Il pouvait pas. Va me rappeler.

Pis là j’ai dit : C’était cool l’autre soir.

Il a dit ouais, ouais.

Je cours, tu cours, il court pas



Gabriel il a pas rappelé. Et c’est à Simon que je pense.

Plus je pense pas à Gab, plus il y a de chances qu’il me coure après. Plus je pense à Simon plus il y a de chances que je me monte une grosse bulle pas d’air dans la tête et qu’elle explose pleine de confettis niaiseux quand je vais le revoir et que je dise pas ce qu’il faut et que je tombe tout croche en bas de mes pieds quand je vais le voir juste pour le faire freaker un peu plus et qu’il parte en courant en se disant quoi? je sais pas je comprends jamais rien aux garçons.
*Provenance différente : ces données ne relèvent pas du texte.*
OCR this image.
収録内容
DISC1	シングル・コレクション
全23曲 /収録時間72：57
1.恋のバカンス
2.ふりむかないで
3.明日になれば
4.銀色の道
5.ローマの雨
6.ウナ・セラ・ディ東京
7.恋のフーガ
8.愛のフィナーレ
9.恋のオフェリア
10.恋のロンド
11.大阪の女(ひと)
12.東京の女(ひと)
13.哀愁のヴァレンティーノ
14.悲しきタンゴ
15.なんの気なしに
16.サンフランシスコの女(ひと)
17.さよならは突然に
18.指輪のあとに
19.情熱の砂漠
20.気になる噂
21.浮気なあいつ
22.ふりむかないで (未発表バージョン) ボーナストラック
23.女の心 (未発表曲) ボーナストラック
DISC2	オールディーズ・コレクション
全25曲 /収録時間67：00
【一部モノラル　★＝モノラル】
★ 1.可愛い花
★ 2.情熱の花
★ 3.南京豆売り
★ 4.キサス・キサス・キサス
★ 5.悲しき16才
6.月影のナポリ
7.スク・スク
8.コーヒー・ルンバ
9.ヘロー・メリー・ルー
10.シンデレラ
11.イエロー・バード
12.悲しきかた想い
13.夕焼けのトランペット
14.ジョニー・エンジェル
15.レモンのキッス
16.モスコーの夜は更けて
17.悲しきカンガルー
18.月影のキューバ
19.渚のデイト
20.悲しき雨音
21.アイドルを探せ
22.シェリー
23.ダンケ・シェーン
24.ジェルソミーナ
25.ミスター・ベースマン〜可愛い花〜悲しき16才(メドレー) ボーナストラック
Mais rien pour aider mon histoire en tout cas c’est certain.

Si je pense à rien je m’ennuie.

Si je pense à Gab je risque de croire des trucs bizarres comme il serait temps que je grandisse et que je m’investisse pour vrai encore même si j’ai déjà essayé tout ça et que le quotidien plate avait fini par me tuer et je rêve d’amour pas possible qui déracine avec des gars qui veulent pas. Et puis juste des chocolats chauds sur le bord du canal aussi ça serait pas mal.

Tu sais Simon, on n’est même pas obligés de frencher si tu veux pas.